Rabu, 12 Juni 2013

Untuk Om Tante yang Mewakili Rakyat




 
apakah kami ini rakyat?


Iklan tentang kenaikan BBM semakin gencar dan menyentuh ya. Bagussss, kerennn banget iklannya sampai-sampai saya ingin bilang “Ayo Om Tante yang mewakili rakyat, yang duduk di bangku pemerintahan, cepet naikin BBM nya terus sejahterakan dan bangun deh tuh rumah bapak ibu yang ada di iklan dan yang lainnya. Kalau rumahku sih ndak usah. Rumahku kan ‘megah dan mewah’!”
Lagi semangat pengen dukung BBM naik, eh para tetangga yang lagi ngumpul di depan rumah justru lagi heboh ngomongin harga jengkol Rp.60.000,-/kg, wortel Rp.12.000,-/kg, Bawang merah Rp.40.000,-/kg (itu harga pasar Sayati yang terdekat dari rumahku lho ya!) belum lagi harga-harga lainnya yang juga ikut merangkak naik setelah ada rencana bbm naik.
“Bbm nya belum naik harga sudah naik apa lagi kalau benaran naik, sedangkan pedapatan segitu-gitu aja. Yahh ngutang lagi deh!” ucap beberapa orang ibu. Di sini, di tempatku tinggal, rata-rata mereka bekerja sebagai penarik becak, buruh pabrik, pedagang bubur, kupat tahu dll.
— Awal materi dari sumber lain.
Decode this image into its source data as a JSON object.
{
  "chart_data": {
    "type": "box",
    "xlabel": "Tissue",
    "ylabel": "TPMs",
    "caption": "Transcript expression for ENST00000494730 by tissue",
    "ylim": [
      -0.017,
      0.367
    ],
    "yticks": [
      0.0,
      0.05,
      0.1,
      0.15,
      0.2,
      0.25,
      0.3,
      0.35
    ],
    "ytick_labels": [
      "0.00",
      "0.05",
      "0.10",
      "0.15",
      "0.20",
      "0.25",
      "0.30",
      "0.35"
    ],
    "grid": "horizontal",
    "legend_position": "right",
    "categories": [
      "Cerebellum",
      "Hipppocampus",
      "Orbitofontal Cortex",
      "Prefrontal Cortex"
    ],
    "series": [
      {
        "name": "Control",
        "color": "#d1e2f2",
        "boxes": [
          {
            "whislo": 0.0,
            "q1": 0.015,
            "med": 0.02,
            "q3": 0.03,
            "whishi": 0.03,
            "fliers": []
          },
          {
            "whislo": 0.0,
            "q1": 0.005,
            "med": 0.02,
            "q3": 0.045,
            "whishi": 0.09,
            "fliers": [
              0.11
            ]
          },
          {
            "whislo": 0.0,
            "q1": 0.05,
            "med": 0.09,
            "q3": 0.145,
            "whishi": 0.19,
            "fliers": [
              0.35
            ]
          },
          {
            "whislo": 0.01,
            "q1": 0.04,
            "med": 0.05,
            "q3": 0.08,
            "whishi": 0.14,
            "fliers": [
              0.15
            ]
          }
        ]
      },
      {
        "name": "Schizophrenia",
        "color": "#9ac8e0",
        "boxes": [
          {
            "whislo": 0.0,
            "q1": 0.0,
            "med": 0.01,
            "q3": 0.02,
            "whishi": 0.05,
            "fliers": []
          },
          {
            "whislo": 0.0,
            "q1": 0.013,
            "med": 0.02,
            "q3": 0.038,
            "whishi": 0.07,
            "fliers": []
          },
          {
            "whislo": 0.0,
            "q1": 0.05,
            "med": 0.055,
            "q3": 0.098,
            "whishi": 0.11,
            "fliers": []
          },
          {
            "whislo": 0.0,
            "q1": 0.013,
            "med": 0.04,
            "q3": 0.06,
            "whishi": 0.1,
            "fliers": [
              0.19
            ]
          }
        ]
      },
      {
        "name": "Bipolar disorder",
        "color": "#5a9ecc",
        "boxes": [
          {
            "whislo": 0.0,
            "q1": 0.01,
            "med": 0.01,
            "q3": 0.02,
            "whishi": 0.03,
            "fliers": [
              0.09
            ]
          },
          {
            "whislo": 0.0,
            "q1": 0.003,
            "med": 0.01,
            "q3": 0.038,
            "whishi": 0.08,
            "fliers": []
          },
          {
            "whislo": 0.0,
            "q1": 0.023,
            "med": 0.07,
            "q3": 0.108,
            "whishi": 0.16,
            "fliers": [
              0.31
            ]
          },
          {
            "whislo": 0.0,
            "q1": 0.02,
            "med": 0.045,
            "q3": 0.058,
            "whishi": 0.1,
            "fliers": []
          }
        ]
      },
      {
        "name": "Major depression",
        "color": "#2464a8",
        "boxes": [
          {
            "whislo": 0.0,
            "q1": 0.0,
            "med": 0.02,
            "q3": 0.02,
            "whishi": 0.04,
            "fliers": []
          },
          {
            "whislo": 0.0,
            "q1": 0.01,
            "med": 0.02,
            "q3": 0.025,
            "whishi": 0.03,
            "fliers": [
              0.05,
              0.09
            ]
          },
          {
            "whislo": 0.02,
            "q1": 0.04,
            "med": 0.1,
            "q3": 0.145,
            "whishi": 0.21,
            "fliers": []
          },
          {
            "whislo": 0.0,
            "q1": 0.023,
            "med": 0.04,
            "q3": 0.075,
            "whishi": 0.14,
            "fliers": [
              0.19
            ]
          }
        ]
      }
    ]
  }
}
Lalu apakah mereka termasuk rakyat yang akan mendapat bagian dari pengalihan subsidi itu? Atau mereka bukan bagian dari rakyat?
Tetangga lain yang bekerja dengan gaji yang cukup juga memiliki mobil, sama mengeluh juga “Kalau Bbm naik berarti biaya pengeluaran akan bertambah sedangkan penghasilan tetap sama, harus muter otak nih untuk cari penghasilan tambahan!” Ah keluhan yang ini sih abaikan saja, kan punya mobil berarti orang kaya dan bukan rakyat, betul tidak? Kasihan ya, padahal tetanggaku itu memiliki mobil untuk digunakan dalam bekerja bukan sebagai ajang pamer kekayaan dan bukan salahnya jika dia memiliki rezeky lebih yang digunakan untuk membeli mobil yang sebenarnya juga nggak bagus-bagus amat.
Yang punya motor juga pada ngeluh tuh dan mau naik kendaraan umum saja katanya tapi kendaran umunya nggak asyik dan nggak OK.
Eh ada 2 orang bijak datang lalu berkata “Sudah jangan banyak mengeluh, syukuri apa yang di dapat, kalau rezeky nggak akan kemana!” ucapnya. Bener juga sih tapi kok tangan rasanya gatel pengen ngambil bata dan nimpukin ke kepalanya ya! Dia itu kan salah satu wakil rakyat di daerah ini yang rezekinya nggak pernah kemana-mana karena jika setiap subsidi dari pusat untuk rakyat di turunkan maka akan nyangkut dulu di sakunya. Tapi dia bukan koruptor lho, dia orang bijak dan terpandang di kampung ini dan dia itu adalah rakyat kelas atas yang wajib terima subsidi dalam bentuk apapun karena dia wakil rakyat. Orang bijak yang satunya lagi adalah seorang jutawan sang juragan pemilik pabrik yang bersahabat karib dengan si wakil rakyat. Dia lebih terpandang lagi karena dia adalah pengusaha yang juga akan terkena dampak dari kenaikkan Bbm. Kata wakil rakyat itu, kalau para buruh minta naik gaji, bisa-bisa pabrik tutup dan yang lain kehilangan pekerjaan.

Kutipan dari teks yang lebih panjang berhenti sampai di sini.